For this reason, alternative position-measuring devices have already been proposed for such systems. European Published Patent Application No. 1 019 669, for example, describes the use of optical position-measuring devices having so-called cross gratings as a two-dimensional measuring graduation. In the following text, such position-measuring devices will also be referred to as grating-based position-measuring devices. These systems are hardly affected by possible refractive index fluctuations of the air and therefore allow position measurements that are well reproducible.

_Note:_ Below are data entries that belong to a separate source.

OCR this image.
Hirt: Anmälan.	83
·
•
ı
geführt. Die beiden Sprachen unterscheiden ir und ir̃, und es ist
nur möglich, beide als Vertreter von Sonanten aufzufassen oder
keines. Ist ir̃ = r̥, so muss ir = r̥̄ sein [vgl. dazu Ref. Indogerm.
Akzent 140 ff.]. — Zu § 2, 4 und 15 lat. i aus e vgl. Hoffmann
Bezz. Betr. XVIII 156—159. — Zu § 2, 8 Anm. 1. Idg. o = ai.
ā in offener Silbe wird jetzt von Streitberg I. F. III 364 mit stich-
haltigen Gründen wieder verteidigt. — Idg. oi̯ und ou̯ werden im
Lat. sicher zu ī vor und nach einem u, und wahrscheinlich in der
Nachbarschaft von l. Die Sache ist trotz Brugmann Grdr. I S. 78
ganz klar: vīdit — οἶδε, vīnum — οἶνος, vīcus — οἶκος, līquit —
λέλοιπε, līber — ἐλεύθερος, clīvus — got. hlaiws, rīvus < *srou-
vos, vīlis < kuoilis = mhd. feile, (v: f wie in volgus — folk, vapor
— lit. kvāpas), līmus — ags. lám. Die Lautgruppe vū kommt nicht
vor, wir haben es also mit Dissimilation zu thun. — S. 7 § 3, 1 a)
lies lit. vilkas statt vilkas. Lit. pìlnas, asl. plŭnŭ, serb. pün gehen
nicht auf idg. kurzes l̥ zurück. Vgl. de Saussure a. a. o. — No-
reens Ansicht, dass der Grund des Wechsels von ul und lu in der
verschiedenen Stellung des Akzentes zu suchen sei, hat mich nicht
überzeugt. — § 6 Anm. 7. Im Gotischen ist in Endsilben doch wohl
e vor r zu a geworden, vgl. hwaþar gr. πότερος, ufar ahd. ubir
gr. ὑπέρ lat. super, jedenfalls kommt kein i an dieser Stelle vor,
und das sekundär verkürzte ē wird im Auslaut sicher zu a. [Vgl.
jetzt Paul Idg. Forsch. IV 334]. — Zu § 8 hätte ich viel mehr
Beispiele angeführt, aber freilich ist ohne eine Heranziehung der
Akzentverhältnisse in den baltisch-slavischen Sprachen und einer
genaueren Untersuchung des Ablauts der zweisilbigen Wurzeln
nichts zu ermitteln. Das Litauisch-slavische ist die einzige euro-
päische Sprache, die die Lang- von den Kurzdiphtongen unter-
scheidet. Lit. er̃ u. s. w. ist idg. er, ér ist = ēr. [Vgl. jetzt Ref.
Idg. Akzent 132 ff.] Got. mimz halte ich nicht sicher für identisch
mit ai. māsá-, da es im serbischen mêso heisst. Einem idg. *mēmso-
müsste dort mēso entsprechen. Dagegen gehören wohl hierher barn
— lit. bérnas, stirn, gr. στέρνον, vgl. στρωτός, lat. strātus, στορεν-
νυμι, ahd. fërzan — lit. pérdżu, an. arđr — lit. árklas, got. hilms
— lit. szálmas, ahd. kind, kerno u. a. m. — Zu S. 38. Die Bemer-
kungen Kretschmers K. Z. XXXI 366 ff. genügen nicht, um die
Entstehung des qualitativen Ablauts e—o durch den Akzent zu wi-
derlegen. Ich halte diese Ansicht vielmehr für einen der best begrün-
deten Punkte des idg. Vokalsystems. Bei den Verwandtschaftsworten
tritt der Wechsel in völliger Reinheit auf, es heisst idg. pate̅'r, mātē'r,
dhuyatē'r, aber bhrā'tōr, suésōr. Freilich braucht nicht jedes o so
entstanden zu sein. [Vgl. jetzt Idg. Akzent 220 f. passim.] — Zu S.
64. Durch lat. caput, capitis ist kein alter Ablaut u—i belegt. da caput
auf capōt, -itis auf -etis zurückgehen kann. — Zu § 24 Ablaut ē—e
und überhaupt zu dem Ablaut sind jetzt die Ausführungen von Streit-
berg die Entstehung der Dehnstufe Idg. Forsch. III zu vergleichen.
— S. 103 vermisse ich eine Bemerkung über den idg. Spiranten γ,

Optical position-measuring devices having gratings as measuring graduations, which provide the necessary resolutions in the nanometer range, are usually based on interferential scanning principles. In this instance, in general, a light beam from a suitable light source is split up into a least two coherent partial beams of rays, which subsequently impinge upon a plurality of gratings in the scanning beam path before they are reunited and brought to interference. The position information that is ultimately of interest is provided by the (displacement-dependent) phase position of the two interfering partial beams of rays. The resulting path length difference is usually approaching zero for the two partial beams of rays between splitting up and reuniting in symmetrical scanning beam path variants of such systems. Therefore, a short coherence length of the light used is sufficient to provide the desired interference from the detection side.
German Published Patent Application No. 10 2005 043 569 describes an additional interferential position-measuring device, which has asymmetric scanning beam paths for the two partial beams of rays. This means that, based on this asymmetry, path length differences result for the partial beams of rays coming to interference, on the order of magnitude up to a few millimeters (mm). With regard to the required coherence length of the light used, this means that the coherence length has to be in the range of a few millimeters (mm) all the way up to a few centimeters (cm), otherwise no interference of the partial beams of rays that come to superposition is possible.